The process of learning how to ride a bike is not limited to the numerous tries that lead to finally maintaining once’s balance on a mechanism which has not been fully explained by physicians. There’s also the gaining of confidence on a slim vehicle that looks like it will collapse at once and could never hold someone straight up, let alone carry them to places, so how the heck it’s supposed to take me safe and sound uphill and downhill is beyond me (and many other, much more educated people). And yet, I must trust it! No matter how many times I fall, crash, or scratch, I simply cannot give up. The pain will go away eventually, but the bike will still be there next morning, quietly standing in front of the dorm, waiting to be unleashed. Untamed beast with double suspension, I can’t help but free you, and together we glide into the dangerous world of reckless riders and semi-destroyed paved roads.

I decided not to ride my bike today… and I missed it. I’m sure Santa Rosa wouldn’t have thought the same of her bed.

Poorna viraam?

Thinking of endings is not so painful when they haven’t sunk deep in your heart yet. There is no clear future, anyway, so it’s not as if there had been a substantial change. The present from now on, that’s what changes… Come to think of it, even foggy things are subject to violent transition.

The worst endings are those which you’re unsure of. Is it over? I’ve written the last full stop to this story, but… so much more can be written on the subject, so many words can still come out of the hero’s lips. Yet, not all of them will be pleasant. Well, you don’t write anymore when you’ve already had a happy ending. After all, nobody wants to know how Prince Charming ran out of milk one morning and blamed it all on the Princess, who used the opportunity to show her husband the lipstick stains on his purple cloak and the very white (albeit rough) palm of her hand. But this is no happy ending, nor its epilogue.

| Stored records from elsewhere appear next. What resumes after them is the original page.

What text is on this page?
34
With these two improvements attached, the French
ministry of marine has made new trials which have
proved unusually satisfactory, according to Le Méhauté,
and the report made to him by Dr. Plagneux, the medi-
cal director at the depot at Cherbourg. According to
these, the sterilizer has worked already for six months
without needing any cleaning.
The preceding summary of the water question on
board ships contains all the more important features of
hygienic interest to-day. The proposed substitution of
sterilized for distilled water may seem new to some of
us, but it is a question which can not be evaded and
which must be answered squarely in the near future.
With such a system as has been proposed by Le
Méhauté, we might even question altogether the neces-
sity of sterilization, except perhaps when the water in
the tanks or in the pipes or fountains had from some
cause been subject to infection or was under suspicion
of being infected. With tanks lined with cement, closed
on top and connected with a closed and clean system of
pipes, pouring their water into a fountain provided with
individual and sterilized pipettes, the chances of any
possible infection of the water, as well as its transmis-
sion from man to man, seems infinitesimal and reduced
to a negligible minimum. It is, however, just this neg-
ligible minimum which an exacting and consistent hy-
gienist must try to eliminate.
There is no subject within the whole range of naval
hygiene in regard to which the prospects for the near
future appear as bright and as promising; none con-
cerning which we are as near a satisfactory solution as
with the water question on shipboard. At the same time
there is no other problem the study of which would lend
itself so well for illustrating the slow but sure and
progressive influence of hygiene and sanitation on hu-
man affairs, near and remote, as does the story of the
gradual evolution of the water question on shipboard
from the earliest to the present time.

This time I think I’m sure. I think. You see? I’m not sure. I’ve blabbered once again, and it’s all due to this sort of self-imposed silence. I wish I could turn this heart of mine into something useful, but I just let it pump words out, sealed in my body. Characters go astray as they navigate scarlet torrents in search for tissues to nest in. There goes a T, anchored in the diaphragma, causing me hiccups. And that A has found its way to pierce a thigh and generating an uneasiness when I walk. And that O, so round, spinning in my brain, slowly cutting through bravery and turning bicycles into untamed dragons. If only blood-letting were still practiced,… I’d gladly give my leg to the literary leech and watch as an old porcelain bowl fills up with blood and tears and feelings and thoughts.

The end. It doesn’t hurt so much when the audience in the cinema remains in front of the silver screen, waiting not for the sequel but for the same movie to resume. Nevertheless… is anybody planning to call the boy at the projector to tell everyone that the show is over? And if they did, what then? What is a lone cinema enthusiast to do with his time and a pair of empty pockets?

Perhaps, around the corner, the lonely movie-goer will bump into that bashful girl who was sitting beside him all through the show. And maybe, after a few seconds of awkward silence and fleeting glances, he will recognize in her the beautiful heroine the whole theater was cheering at. We’re not all what we seem. We’re not all what we pretend to be. We’re so much more (and much better) than that.

The end.

Somebody please turn on the projector and let us know what will happen to the handsome young man after he tells his inconsolable lover that she must believe him when he says things are getting better—because, come to think of it, they are.